Arrive un des grands moments du show, désormais assez traditionnel, quand Williamson entame les notes de Shake Appeal. Iggy invite le public à le rejoindre sur scène. Ni une ni deux, j’enjambe la barrière et, avec une vingtaine d’autres personnes, je me retrouve sur la scène (pour la deuxième fois de la soirée !), à sauter partout, à haranguer le groupe, à bramer à plein poumon. Loin de jouer les stars, l’Iguane se laisse volontiers ploter par les filles et les garçons venus à sa rencontre comme s’il aller les guérir des écrouelles.
(jetez un oeil là)Je ne suis pas en reste, je m’approche, il se tourne vers moi et pendant qu’il me tend le micro, me regarde droits dans les yeux. Je suis nez à nez avec Iggy Pop, à un centimètre de son visage et nous beuglons à l’unisson « Shaaaaaaaake appeaaaaaaaal ». Cela dure une fraction de seconde, Iggy a déjà alpagué une autre personne, et moi je pourrais mourir. La chanson touche à sa fin, nous sommes gentiment mais fermement ramenés vers la fosse. On serre une dernière fois la main d’Iggy, et je le vois, des pépites dans les yeux, un sourire large comme un banane, l’air de se dire « je l’ai fait des centaines de fois, mais à chaque fois je m’éclate toujours autant ».
Le show continue et chaque chanson fait monter la température de 10 degrés. I got a Right, I Wanna be your Dog… quelle claque, mais putain quelle claque !
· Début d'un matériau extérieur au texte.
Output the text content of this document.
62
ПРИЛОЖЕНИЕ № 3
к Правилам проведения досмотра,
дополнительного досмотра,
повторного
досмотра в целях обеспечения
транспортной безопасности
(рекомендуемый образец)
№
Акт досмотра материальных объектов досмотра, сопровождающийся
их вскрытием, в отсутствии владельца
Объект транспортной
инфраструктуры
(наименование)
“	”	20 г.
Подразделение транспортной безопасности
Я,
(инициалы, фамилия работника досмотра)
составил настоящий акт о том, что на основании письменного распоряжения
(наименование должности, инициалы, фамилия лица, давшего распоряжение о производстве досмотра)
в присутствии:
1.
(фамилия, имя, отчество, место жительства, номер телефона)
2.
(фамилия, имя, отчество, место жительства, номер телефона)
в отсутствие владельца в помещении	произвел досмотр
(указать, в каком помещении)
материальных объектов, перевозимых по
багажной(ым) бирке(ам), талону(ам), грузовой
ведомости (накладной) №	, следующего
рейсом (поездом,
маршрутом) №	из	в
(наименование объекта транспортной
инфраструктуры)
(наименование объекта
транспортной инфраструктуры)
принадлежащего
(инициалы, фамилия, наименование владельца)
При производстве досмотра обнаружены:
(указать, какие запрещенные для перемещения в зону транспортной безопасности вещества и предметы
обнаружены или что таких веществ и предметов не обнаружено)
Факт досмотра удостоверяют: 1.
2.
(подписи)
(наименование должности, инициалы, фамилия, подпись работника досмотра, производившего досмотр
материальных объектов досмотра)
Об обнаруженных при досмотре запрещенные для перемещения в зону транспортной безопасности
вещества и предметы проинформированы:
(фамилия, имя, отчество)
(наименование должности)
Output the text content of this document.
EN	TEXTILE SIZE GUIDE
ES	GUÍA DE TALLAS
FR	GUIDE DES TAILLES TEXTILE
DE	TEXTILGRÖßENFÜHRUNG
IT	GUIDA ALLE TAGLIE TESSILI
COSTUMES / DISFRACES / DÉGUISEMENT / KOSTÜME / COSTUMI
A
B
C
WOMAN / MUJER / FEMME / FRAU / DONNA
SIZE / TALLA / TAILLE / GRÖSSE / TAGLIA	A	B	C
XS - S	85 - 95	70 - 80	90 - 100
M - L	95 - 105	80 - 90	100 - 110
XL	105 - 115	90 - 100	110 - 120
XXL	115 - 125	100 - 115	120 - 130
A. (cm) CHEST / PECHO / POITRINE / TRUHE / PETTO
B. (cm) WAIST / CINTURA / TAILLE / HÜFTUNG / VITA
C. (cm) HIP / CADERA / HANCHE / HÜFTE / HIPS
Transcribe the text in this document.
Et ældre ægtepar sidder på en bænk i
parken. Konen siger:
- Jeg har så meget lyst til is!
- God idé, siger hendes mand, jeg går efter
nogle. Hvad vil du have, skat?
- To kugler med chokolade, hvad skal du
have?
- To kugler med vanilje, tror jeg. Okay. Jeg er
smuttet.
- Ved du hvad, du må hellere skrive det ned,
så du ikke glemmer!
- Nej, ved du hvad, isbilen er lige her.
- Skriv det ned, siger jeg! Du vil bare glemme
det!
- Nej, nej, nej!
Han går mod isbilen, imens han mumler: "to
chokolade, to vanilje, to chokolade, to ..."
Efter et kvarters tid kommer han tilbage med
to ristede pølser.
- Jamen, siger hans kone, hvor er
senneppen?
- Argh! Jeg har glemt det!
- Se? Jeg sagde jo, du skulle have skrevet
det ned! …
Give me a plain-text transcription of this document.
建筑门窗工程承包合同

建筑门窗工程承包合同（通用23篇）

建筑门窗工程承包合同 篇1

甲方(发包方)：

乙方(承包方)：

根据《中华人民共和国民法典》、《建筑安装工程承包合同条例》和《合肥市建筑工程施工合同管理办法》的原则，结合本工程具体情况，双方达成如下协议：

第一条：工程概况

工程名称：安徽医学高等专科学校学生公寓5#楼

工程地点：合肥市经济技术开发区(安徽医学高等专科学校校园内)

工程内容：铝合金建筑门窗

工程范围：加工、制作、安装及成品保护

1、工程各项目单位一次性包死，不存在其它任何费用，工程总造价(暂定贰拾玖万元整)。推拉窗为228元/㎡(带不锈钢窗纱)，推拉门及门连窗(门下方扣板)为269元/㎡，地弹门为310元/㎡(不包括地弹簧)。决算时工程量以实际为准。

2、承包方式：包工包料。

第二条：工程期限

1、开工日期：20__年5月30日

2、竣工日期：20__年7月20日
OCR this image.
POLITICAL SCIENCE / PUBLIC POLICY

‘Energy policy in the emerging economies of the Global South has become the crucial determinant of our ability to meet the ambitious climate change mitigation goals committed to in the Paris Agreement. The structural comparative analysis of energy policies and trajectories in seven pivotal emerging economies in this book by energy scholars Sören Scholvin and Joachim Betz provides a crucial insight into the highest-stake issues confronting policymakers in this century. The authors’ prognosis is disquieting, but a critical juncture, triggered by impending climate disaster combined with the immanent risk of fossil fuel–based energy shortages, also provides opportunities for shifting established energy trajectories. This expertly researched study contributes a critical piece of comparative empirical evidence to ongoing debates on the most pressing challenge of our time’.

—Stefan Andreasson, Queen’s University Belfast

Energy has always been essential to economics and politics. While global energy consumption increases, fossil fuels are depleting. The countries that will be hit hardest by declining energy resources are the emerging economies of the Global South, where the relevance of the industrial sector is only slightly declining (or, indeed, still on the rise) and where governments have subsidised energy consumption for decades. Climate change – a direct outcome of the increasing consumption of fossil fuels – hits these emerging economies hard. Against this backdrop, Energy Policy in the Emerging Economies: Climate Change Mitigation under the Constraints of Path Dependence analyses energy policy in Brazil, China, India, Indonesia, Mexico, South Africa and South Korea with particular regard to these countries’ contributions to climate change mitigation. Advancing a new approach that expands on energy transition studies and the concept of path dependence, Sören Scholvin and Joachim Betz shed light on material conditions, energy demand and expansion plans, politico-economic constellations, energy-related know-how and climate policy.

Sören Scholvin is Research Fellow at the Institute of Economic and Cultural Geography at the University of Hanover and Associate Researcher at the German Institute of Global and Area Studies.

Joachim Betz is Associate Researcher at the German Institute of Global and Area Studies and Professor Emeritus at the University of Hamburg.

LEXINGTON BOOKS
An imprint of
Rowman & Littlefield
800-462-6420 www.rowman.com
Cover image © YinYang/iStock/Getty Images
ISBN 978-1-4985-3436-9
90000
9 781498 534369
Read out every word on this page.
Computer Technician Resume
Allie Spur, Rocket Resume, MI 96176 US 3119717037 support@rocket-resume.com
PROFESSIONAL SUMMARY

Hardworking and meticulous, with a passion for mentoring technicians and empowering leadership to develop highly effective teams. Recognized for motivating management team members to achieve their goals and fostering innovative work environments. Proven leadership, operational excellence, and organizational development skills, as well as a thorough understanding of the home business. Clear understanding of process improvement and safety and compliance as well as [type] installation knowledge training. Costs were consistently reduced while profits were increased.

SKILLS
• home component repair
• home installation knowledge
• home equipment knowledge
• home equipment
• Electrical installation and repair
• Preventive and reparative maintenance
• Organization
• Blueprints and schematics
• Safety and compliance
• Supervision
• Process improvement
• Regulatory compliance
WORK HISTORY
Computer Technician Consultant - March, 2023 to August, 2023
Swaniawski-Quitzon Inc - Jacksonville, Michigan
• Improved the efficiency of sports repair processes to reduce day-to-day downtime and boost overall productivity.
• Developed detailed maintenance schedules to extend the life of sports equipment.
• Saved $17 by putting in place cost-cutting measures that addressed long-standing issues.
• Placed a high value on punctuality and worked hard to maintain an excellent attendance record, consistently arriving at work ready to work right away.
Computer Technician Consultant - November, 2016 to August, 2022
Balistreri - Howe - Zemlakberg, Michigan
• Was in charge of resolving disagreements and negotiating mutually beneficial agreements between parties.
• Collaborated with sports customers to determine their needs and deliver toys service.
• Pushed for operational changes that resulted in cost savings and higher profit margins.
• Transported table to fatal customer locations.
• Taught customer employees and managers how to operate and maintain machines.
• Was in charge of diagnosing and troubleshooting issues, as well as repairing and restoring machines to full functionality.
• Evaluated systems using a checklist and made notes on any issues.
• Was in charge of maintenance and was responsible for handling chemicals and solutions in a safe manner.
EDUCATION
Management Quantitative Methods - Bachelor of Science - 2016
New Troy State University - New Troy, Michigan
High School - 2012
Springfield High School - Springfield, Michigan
Après une courte pause, le groupe revient pour le rappel et balance un No Fun d’anthologie. L’organisation du festival distribuait à l’entrée des petits coussins en mousse, histoire de protéger les délicates fesses des spectateurs de la dure pierre de l’amphithéâtre (le Lyonnais est un peu bourge). Soudain, un coussin vole sur scène. Un deuxième suit, puis un troisième, puis un quatrième, puis… et puis c’est littéralement une pluie de centaines de coussins qui vole vers la scène, sous l’œil éberlué et goguenard du groupe
(allez voir par là pour vous faire une idée) ! Noyés sous les coussins, le groupe écrase les dernières notes et disparaît, vainqueur par KO contre 4500 pauvres mortels exténués, vidés, brimés, comblés après un show d’à peine 1h15 mais dont l’intensité n’a rien à envier aux marathons d’un Manu Chao.
Dans les minutes qui suivent la fin du concert, le feu d’artifice est tiré de la colline de Fourvière. Nous sommes aux premières loges, mais je regarde à peine. Mon feu d’artifice à moi, je l’ai vécu une demi-heure plus tôt sur scène avec le gardien le plus fidèle et le plus intègre du mot Rock ‘n’ Roll.
Je suis un gentleman ; c'est marqué sur la porte des chiottes.